Our current ‘Gilded Age’ benefits only the super wealthy

“There are two things that are important in politics. The first is money. I can’t remember what the second is” (Mark Hanna 1898).

“The term Gilded Aged was coined by Mark Twain in a novel of that title in 1873…. It was meant to describe an American society with a glittering surface of gold that concealed a corrupt core” (Joseph P. Ellis, “American Dialogue”). According to Ellis, we are now living in America’s Second Gilded Age, where income inequality is at a higher level than during the first Gilded Age.

In our time, as in the Gilded Age of the late 19th and early 20th centuries, we are living in an era where most of the wealth of the nation goes into the pockets of the super wealthy. According to Ellis, 60 percent of the nation’s wealth goes to the richest 10 percent. If you divide that 60 percent, the top 10 percent controls 30 percent of that wealth, and the top 0.1 percent owns 10 percent.

This imbalance is a threat to our democracy. Democracy depends on a strong and stable middle class. The middle class has sustained our nation since its beginnings. Without hope of moving up the social ladder, we develop a permanent and stagnant underclass open to the promises of demagogues.

According to the Gini index, there was a period between 1930 and 1980 that economists have called “The Great Compression.” Income taxes were raised to an average of 75 percent of the wealthy’s income and wages for the poor rose. FDR brought stability with his New Deal programs such as Social Security and government regulation of industry.

Most senior citizens today remember that era as “The Golden Age” where companies gave pensions which, combined with Social Security, allowed people to retire. For the lower classes, those pensions have disappeared, being replaced by the more historically common reality of having to work until you die.

Part of the reason for the shift is a population that is living well past the age of 65. Another explanation is globalization, where working class jobs flow to low-wage regions of the world. Automation has only sped up the loss of jobs.

President Ronald Reagan, a hero to the right, brought an end to that period of relative income equality with his libertarian view that government was the problem instead of the solution.

According to Ellis, 70 percent of the nation trusted government in the early 1960s. The Vietnam War, the Civil Rights era and Watergate eroded that trust. Reagan pushed for tax cuts and the end of the New Deal, something neither of his Republican predecessors, Dwight Eisenhower and Richard Nixon, had done. Reagan cut taxes, mostly for the super rich. The highest tax brackets were reduced from 75 percent to 39 percent. The minimum wage level stayed at 1970s levels for decades and multiple tax loopholes were added to protect upper class wealth.

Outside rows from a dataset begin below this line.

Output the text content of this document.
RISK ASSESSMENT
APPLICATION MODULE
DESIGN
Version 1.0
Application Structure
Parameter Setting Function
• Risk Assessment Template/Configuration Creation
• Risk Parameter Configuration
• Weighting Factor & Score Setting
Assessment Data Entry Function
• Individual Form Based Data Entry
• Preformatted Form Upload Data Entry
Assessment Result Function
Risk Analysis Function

The Glass-Steagall Act of 1933 was voided by Democratic President Bill Clinton’s signature in 1999. The end of Glass-Steagall eliminated most of federal checks on investment banking and helped pave the way for the “Great Recession” beginning in 2007-08.

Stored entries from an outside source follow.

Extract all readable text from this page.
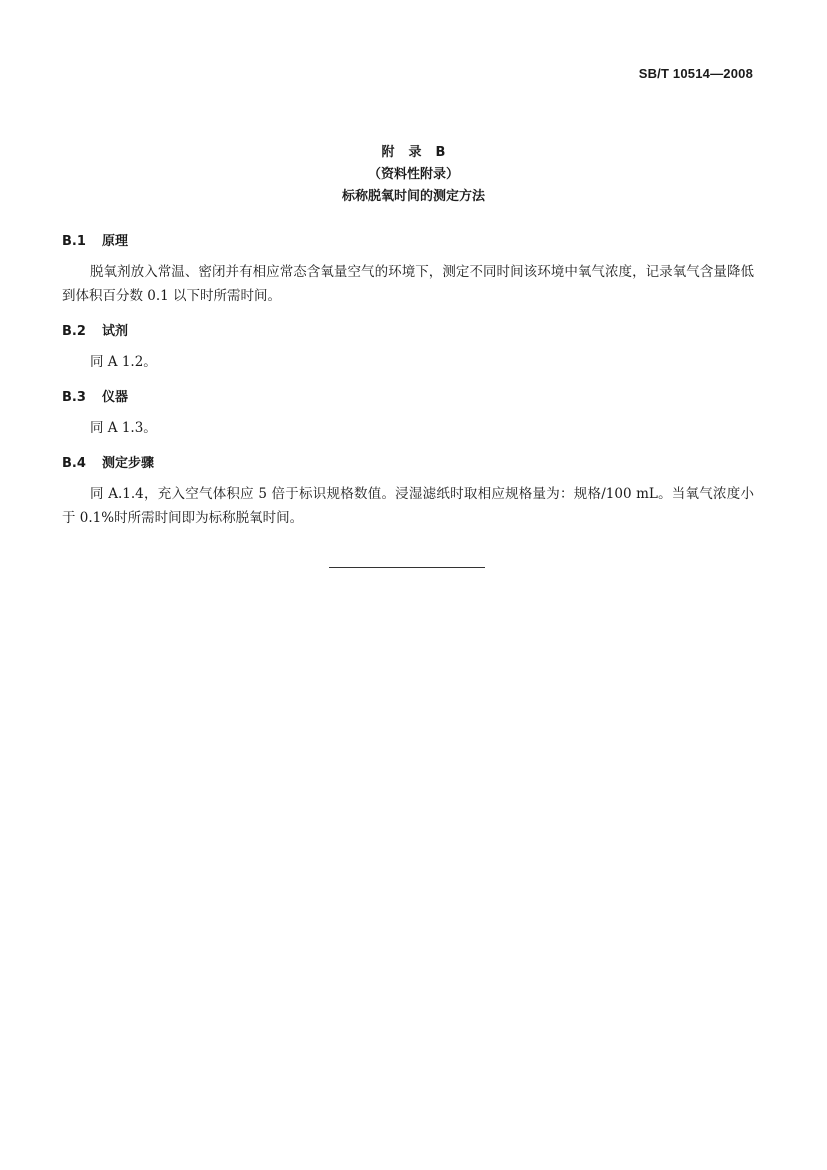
SB/T 10514—2008
附录B
（资料性附录）
标称脱氧时间的测定方法
B.1 原理

脱氧剂放入常温、密闭并有相应常态含氧量空气的环境下，测定不同时间该环境中氧气浓度，记录氧气含量降低到体积百分数 0.1 以下时所需时间。

B.2 试剂

同 A 1.2。

B.3 仪器

同 A 1.3。

B.4 测定步骤

同 A.1.4，充入空气体积应 5 倍于标识规格数值。浸湿滤纸时取相应规格量为：规格/100 mL。当氧气浓度小于 0.1%时所需时间即为标称脱氧时间。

The Citizens United Supreme Court decision of 2010 opened the floodgates of “dark money,” where wealthy donors could give as much money to the political process as they desired without having to reveal their identities. Individuals like Charles and David Koch, along with their super wealthy allies, helped to bring this about by pouring money into universities and elections beginning in the 1980s. They have worked tenaciously and systematically to demonize the federal government.

Mark Hanna’s quote has seemed to become truer with the passage of time.

Chronicling and documentation of this concerted effort by the super wealthy can be read in Jane Mayer’s book, “Dark Money.”

According to Ellis, the super wealthy have succeeded in returning America to another Gilded Age, negating much of the laws that protected the middle class.

In my lifetime I have witnessed the end of The Golden Era, at least for those with only high school educations. As Ellis concluded, “The emergence of a permanently stratified American society represented a welcome return to the natural order where the Captains of Industry ruled the earth.”

I am concerned for the fate of my children and grandchildren in this Second Gilded Age. You should be, too.